Size: 10,500 square feet

Cost: $6 million

Architect: Alliiance

Details: The University of Minnesota is putting the final design touches on its new Bee Research Lab, which was approved last month by the Board of Regents and is slated for a June 2016 opening on the St. Paul campus.

The 10,500-square-foot building will go up on a spot along Gortner Avenue south of Larpenteur Avenue on land now used for the U's research farm fields. It will replace the current bee lab located elsewhere on the campus, which school officials say is in poor condition.

As designed by the Minneapolis-based Alliiance architecture firm, the facility will have a pair of lab spaces, including a practical lab to support field research and a technical lab to advance the state of the biological science on bees at a time when 70 percent of Minnesota's honeybee population has disappeared due to colony collapse disorder.

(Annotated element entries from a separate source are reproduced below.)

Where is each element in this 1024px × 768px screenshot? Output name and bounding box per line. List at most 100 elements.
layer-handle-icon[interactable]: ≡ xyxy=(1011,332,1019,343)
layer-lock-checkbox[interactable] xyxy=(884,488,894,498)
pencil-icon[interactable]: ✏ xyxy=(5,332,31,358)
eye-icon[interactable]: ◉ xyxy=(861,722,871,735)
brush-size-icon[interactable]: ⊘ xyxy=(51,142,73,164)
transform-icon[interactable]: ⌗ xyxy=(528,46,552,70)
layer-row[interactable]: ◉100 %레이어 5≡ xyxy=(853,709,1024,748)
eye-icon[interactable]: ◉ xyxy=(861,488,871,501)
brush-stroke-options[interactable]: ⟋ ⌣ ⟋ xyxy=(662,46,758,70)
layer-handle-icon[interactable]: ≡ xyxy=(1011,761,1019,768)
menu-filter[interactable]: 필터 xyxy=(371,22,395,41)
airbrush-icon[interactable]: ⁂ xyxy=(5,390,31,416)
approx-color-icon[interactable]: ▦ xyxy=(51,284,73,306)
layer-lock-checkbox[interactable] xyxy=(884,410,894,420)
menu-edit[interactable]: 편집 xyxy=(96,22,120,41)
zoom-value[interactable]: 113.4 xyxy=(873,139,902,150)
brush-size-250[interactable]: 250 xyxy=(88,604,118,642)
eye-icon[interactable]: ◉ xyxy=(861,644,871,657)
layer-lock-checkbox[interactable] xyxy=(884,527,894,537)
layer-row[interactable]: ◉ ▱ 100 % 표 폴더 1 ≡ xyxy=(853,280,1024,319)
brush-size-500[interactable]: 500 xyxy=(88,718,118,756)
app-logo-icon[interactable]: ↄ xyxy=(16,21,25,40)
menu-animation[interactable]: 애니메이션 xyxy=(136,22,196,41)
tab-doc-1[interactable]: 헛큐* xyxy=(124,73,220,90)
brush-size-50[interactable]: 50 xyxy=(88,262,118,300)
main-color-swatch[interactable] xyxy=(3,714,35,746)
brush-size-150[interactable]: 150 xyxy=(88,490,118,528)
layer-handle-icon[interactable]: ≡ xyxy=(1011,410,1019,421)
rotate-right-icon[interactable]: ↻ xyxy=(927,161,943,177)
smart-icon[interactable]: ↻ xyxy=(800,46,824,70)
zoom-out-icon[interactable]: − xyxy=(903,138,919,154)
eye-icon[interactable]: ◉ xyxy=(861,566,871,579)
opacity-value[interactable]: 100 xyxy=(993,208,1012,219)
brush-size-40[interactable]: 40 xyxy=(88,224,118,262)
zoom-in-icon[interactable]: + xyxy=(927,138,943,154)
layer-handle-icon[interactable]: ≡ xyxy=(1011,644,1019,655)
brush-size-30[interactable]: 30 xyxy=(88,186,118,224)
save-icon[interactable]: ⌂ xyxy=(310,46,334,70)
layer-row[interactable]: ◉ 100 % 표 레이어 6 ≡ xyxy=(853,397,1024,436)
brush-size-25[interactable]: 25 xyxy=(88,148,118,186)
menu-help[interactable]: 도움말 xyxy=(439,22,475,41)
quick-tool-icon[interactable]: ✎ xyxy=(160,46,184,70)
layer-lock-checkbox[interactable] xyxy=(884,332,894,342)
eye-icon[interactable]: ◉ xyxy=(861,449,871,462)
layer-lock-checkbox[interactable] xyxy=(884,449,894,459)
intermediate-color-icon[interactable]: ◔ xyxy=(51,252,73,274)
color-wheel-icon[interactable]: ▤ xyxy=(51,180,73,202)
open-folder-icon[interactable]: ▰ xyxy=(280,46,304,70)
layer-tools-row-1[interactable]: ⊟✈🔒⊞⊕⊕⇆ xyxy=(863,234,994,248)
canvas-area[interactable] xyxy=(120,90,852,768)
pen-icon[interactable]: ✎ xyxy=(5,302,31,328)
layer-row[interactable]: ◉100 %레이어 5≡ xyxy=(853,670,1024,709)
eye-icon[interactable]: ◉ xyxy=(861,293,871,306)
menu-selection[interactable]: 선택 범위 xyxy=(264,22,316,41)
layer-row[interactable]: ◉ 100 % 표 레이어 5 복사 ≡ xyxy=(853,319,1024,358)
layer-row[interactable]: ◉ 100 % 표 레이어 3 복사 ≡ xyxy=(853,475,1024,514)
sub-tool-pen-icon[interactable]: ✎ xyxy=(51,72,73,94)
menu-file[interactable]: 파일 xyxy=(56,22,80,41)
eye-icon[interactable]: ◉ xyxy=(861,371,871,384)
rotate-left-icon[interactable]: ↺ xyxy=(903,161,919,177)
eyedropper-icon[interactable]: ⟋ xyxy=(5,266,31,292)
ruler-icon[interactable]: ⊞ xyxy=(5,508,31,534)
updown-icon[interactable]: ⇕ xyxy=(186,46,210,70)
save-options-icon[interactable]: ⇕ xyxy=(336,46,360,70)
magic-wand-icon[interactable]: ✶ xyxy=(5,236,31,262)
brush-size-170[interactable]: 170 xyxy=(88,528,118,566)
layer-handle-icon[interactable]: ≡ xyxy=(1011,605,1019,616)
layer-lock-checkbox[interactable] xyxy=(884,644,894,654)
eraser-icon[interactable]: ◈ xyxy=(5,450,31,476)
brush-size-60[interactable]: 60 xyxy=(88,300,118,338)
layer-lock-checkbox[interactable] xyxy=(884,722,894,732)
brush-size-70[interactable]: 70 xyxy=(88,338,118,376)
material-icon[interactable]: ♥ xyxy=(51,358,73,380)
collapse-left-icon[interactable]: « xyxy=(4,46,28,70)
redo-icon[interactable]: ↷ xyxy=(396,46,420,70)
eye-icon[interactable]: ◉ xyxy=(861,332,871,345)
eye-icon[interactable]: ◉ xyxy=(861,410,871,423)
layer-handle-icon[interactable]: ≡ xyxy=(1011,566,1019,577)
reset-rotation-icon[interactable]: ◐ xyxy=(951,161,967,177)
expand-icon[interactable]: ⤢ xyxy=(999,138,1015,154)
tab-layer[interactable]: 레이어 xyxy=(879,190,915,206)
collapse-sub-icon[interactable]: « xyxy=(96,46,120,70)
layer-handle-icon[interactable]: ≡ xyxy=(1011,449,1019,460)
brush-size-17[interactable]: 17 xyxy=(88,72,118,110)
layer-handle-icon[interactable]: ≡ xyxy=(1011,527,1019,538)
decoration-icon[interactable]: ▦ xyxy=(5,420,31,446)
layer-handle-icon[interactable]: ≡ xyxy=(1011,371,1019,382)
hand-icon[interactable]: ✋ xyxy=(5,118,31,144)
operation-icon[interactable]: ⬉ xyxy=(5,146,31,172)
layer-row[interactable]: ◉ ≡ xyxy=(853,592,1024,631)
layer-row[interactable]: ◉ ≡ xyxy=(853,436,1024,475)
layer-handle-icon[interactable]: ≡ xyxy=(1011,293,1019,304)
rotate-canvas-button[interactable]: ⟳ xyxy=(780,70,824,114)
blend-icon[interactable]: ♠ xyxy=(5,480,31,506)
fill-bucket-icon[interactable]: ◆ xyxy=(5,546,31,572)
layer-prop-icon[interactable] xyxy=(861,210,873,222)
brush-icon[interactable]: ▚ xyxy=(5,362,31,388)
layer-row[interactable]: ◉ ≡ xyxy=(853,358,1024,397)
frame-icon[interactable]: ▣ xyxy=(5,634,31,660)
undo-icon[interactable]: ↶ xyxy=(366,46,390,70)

With one-third of Minnesota's natural food supply dependent on bee pollination, the Legislature last year appropriated $4 million of the bee lab's $6 million total cost to help tackle the problem.

In addition to the labs, the building will house offices for primary investigators, associate researchers and support staff as well as a commercial-grade honey extraction operation. Its outdoor features will include beekeeping apiaries, demonstration pollinator gardens and a 740-square-foot cold storage building.